Clinical Relevance of AI for automated traumatic lesion detection
Introducing systems of radiograph interpretation can reduce the frequency of misdiagnosis to below 0.3%.(41) Failures in fracture identification can be considerably reduced by implementing a second-stage verification algorithm at the end of the normal workflow to complement the interpretation of the physician.
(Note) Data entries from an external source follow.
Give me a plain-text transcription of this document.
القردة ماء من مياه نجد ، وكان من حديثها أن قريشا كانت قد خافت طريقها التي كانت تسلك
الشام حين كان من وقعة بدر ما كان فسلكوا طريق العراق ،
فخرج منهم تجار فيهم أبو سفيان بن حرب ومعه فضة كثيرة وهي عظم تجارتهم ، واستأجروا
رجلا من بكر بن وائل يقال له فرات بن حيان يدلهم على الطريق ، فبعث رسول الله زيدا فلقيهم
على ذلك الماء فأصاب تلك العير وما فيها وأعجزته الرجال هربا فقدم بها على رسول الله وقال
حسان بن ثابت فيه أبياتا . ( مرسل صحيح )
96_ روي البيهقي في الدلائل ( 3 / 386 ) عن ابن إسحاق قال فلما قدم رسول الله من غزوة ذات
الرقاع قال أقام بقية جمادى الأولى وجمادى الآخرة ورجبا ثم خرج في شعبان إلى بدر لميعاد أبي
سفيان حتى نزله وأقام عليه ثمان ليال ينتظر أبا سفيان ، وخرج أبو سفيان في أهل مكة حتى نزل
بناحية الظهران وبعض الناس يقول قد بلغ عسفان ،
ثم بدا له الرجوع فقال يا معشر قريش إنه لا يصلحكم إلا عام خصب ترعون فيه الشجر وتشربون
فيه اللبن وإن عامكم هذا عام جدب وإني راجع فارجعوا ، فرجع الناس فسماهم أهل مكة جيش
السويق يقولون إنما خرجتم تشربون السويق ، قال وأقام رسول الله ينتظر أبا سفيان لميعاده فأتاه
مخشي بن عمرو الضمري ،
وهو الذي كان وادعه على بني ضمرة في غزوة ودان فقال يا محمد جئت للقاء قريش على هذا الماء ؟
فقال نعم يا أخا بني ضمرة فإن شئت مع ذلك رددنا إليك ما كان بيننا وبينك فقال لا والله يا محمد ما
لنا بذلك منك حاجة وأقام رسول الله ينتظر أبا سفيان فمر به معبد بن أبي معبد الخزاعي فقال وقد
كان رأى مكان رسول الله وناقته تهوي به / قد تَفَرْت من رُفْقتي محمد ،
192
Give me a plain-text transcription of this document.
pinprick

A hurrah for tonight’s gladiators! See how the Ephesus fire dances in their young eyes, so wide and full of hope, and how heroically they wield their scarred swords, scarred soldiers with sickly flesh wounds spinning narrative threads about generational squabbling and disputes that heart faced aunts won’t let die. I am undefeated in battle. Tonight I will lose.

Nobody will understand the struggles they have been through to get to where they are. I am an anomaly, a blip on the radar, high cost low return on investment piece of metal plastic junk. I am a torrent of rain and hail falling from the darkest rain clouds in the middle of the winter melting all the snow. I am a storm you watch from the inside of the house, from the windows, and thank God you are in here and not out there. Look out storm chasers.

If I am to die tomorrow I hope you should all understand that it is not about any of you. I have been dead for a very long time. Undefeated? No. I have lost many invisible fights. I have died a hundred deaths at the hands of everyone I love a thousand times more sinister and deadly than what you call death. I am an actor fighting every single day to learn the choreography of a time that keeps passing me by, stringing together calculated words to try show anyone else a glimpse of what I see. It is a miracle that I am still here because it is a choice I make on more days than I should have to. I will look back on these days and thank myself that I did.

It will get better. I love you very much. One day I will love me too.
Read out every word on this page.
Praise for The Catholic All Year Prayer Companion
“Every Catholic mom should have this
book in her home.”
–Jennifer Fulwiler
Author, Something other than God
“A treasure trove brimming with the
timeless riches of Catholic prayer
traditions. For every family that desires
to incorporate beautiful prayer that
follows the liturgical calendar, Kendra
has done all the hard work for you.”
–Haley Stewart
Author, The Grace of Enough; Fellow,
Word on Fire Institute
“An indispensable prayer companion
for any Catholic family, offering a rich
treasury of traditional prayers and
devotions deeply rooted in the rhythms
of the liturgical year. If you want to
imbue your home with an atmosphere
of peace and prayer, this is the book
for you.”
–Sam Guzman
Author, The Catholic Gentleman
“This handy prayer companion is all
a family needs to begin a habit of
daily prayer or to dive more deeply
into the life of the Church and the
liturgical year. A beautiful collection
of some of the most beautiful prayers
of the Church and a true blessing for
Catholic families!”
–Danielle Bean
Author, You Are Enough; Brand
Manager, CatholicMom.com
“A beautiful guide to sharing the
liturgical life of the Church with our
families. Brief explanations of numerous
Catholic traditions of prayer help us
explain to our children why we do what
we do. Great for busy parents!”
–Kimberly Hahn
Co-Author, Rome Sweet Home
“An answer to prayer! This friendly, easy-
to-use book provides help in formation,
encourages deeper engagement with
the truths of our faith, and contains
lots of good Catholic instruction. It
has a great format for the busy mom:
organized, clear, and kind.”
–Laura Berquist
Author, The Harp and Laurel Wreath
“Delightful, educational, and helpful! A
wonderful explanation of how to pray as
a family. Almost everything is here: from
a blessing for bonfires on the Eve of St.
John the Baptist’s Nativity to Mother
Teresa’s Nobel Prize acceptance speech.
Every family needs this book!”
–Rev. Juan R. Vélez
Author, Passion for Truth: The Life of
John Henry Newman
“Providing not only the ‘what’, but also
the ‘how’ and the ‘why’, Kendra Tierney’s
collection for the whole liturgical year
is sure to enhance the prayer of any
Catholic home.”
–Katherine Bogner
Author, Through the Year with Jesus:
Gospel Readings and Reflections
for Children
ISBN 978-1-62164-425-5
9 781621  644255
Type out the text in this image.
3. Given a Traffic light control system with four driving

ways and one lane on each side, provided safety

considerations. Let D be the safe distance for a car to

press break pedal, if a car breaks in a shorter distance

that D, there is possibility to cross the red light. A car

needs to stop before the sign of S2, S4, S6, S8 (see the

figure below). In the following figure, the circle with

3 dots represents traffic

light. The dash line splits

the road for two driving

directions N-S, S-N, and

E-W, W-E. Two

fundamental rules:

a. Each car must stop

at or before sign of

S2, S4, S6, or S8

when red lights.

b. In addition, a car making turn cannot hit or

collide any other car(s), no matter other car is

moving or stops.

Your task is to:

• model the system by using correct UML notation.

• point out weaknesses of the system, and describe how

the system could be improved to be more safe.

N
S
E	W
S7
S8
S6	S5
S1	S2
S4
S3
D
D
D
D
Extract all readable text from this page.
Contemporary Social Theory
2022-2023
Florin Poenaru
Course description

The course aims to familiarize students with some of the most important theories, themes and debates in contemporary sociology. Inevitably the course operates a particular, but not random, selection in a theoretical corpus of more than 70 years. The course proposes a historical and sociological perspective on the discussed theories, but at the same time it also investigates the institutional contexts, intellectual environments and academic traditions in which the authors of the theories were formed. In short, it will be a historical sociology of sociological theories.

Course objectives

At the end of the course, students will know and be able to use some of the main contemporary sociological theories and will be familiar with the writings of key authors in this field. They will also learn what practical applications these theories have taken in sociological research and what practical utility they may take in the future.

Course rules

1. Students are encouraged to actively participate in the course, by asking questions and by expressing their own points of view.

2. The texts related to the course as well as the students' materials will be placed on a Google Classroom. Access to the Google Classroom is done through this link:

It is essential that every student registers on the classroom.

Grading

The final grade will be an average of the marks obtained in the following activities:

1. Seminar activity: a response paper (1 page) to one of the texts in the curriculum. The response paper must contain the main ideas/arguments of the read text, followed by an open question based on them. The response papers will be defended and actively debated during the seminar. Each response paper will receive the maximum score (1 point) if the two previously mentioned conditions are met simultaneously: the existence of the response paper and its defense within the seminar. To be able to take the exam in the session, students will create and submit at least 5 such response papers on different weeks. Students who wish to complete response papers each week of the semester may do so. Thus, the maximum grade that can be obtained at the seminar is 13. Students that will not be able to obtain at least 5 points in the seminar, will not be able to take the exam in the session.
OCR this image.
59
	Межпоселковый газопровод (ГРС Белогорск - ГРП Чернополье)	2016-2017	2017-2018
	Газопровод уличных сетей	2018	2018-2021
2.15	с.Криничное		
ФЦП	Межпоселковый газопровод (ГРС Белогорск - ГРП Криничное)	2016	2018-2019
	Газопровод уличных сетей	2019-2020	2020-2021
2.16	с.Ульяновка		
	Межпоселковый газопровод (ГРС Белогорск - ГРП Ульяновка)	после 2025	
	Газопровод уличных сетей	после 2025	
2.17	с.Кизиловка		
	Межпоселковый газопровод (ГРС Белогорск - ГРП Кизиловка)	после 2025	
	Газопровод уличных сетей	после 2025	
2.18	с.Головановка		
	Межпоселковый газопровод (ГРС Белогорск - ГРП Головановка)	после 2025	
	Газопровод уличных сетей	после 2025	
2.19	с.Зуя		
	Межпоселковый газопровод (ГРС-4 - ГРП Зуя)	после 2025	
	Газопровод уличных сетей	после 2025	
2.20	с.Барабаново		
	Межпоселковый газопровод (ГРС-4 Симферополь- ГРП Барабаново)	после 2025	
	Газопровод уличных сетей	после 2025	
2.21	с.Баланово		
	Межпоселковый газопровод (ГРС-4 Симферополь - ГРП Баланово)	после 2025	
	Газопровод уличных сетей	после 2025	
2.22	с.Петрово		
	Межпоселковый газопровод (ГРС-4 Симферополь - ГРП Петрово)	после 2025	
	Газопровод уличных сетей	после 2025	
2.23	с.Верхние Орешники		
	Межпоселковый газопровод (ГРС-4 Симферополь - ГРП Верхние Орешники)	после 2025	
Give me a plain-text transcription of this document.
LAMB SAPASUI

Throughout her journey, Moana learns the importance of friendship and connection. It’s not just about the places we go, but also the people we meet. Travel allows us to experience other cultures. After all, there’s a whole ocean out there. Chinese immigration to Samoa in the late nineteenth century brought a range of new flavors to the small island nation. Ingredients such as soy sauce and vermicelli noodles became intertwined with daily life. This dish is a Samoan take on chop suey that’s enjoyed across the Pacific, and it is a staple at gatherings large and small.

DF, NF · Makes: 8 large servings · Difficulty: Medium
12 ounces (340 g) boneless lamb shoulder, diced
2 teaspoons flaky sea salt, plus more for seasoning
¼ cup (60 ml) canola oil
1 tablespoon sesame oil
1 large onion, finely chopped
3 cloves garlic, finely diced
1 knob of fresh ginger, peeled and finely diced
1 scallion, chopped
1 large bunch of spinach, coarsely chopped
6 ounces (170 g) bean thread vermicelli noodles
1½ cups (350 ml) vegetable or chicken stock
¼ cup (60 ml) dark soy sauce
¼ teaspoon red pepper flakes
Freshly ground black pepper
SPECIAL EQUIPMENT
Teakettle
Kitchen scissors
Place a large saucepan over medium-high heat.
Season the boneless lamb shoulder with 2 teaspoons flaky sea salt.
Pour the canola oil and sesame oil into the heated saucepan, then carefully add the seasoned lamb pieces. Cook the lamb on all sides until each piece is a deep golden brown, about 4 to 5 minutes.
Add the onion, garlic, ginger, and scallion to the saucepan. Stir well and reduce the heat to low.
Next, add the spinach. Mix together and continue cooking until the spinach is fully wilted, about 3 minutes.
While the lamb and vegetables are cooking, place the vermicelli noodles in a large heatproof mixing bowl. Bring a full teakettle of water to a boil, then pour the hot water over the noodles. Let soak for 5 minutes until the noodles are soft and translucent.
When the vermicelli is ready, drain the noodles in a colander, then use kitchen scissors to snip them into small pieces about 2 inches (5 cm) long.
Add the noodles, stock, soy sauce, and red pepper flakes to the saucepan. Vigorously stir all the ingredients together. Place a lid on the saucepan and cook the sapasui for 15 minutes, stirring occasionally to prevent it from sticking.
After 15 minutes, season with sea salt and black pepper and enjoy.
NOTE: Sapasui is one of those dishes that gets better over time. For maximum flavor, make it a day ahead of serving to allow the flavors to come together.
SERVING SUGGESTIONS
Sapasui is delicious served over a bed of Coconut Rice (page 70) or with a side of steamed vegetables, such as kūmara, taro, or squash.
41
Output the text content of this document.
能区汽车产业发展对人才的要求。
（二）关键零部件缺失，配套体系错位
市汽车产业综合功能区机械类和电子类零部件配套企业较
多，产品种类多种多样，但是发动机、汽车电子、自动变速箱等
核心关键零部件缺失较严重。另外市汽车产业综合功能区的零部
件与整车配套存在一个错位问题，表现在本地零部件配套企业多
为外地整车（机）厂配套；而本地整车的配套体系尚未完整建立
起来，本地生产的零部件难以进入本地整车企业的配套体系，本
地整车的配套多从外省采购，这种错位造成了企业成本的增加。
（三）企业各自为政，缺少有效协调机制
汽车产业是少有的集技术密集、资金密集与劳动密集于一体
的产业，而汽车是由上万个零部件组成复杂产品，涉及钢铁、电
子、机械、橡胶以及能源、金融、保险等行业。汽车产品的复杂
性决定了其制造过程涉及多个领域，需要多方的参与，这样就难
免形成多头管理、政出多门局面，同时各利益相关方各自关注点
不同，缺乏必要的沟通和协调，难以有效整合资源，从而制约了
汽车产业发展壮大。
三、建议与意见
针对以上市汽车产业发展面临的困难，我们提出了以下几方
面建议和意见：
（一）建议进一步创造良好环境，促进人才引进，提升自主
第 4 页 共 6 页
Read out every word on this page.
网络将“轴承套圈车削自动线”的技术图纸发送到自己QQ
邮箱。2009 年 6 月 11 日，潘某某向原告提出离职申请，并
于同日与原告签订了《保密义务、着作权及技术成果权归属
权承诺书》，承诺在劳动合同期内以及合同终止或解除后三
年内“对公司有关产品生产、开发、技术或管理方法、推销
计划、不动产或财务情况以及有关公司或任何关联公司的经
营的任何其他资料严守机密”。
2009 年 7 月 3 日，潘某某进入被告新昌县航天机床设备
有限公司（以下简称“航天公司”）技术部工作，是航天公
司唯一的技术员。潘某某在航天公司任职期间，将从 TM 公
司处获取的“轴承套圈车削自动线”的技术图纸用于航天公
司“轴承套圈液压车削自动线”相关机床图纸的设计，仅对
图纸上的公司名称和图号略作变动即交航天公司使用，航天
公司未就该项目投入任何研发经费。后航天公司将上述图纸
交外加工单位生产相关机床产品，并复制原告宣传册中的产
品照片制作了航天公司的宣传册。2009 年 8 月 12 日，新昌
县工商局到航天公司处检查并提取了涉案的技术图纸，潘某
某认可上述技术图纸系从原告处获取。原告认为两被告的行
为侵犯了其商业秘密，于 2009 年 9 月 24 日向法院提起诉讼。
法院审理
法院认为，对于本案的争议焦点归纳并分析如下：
This way, introduction of bias or distractions would be avoided.
Contrary to common belief, computer-aided diagnostic tools are not necessarily aimed to replace expert human interpretation of medical imaging. In the authors view, the goal is minimization of Diagnostic Errors. Currently up to 30% vertebral fractures in radiographs are missed (1–3), resulting in either delayed or missed diagnosis. Both outcomes are qualified as Diagnostic Errors by the Institute of Medicine (42) and carry important legal and clinical implications:
- Legally, misdiagnoses are the most common source of malpractice claims or litigation.(43)
- Clinically, missed fractures in radiographs have consequences such as malunion with restricted range of motion, posttraumatic osteoarthritis, and joint collapse (44)
Physicians commonly tackle these implications by performing confirmative CT and/or MR studies, inevitably resulting in a delay in diagnosis, increase in costs and potentially also higher exposure to radiation. The delays can range from hours to months, resulting in poorer clinical outcomes. (10,11)
A commonly mentioned rebuttal for the implementation of AI based algorithms is the so called “black box” problem, where the clinician is blinded to the “reasoning” behind the model’s prediction. (45) Visualization techniques such as heatmaps could improve the acceptance of fracture detection systems in the clinical practice.
Conclusion
This study found that our AI model can accurately identify anomalies suggestive of thoracolumbar vertebral fractures in sagittal radiographs. Specifically, an adapted version based on ResNet18 achieved a similar performance compared to other models, and those reported of expert surgeons and radiologists. Additionally, it also highlighted a human error made during the annotation process. Applying this AI model to minimize diagnostic errors in fracture detection in sagittal radiographs of the TL vertebra seems plausible.
Data Availability
The data that support the findings of this study are available from the corresponding author, GSR, upon reasonable request.
Conflict of interest
The named authors have no conflict of interest, financial or otherwise.
Footnotes
Financial Disclosure: This study was performed with the assistance of the AO Foundation.